We now consider a typical example for this problem. If X is the concentration of glucose in certain substances, then a spectrophotometric method is used to measure the absorbance. This absorbance depends on the concentration X. The response Y is easy to measure with the spectrophotometric method, but the concentration on the other hand is not easy to measure. If we have n known concentrations, then the absorbance can be measured. If there is a linear relation between Y and Y, then a simple linear regression model can be made with these data.

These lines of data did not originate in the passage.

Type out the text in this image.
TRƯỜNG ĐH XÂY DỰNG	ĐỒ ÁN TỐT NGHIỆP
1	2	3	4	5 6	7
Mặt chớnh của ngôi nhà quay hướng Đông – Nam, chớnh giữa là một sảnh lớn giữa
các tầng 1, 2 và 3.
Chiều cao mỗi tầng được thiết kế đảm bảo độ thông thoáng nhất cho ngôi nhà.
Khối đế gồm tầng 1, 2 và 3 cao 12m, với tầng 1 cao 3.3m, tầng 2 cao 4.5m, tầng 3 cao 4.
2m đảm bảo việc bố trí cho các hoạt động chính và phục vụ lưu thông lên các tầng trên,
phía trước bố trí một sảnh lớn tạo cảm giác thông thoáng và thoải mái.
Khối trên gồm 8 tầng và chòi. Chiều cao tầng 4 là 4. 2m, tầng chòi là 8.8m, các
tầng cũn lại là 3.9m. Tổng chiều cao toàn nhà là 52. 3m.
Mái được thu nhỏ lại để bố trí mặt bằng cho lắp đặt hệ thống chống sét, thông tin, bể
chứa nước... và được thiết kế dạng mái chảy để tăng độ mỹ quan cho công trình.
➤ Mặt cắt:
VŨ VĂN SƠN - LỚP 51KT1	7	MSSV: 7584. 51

Suppose we have an unknown concentration, which is difficult to measure, but we can measure the absorbance of this concentration. Is it possible to estimate this concentration with the measured absorbance? This is called the calibration problem.

Suppose we have a linear model Y = β0 + β1 X + ε and we have an observed value of the response Y, but we do not have the corresponding value of X. How can we estimate this value of X? The two most important methods to estimate X are the classical method and the inverse method.

The classical method is based on the simple linear regression model

Y = b0 + b1 X + ε    where  ε~N(0,σ2)

where the parameters b0 and b1 are estimated by Least Squares as β0 and β1 . At least two of the n values of X have to be distinct, otherwise we cannot ﬁt a reliable regression line. For a given value of X, say X0 (unknown), a Y value, say Y0(or random sample of k values of Y) is observed at the X0value. The problem is to estimate X0. The classical method uses a Y0value (or the mean of k values of Y0) to estimate X0, which is then estimated by $\hat{x_0}=\frac{\hat{Y_0}-\hat{\beta_0}} {\hat{\beta_1}}$.

The inverse estimator is the simple linear regression of X on Y. In this case, we have to ﬁt the model

X=α0+ α1Y+e           where  ε~N(0,σ2)

to obtain the estimator. Then the inverse estimator of X0 is

X0=α0+ α1Y+e

## How is the regression coefficient interpreted in simple regression?

The basic or unstandardized regression coefficient is interpreted as the predicted change in Y (i.e., the DV) given a one unit change in X (i.e., the IV). It is in the same units as the dependent variable.

• Note that there is another form of the regression coefficient that is important: the standardized regression coefficient. The standardized coefficient varies from –1.00 to +1.00 just like a simple correlation coefficient;
• If the regression coefficient is in standardized units, then in simple regression the regression coefficient is the same thing as the correlation coefficient.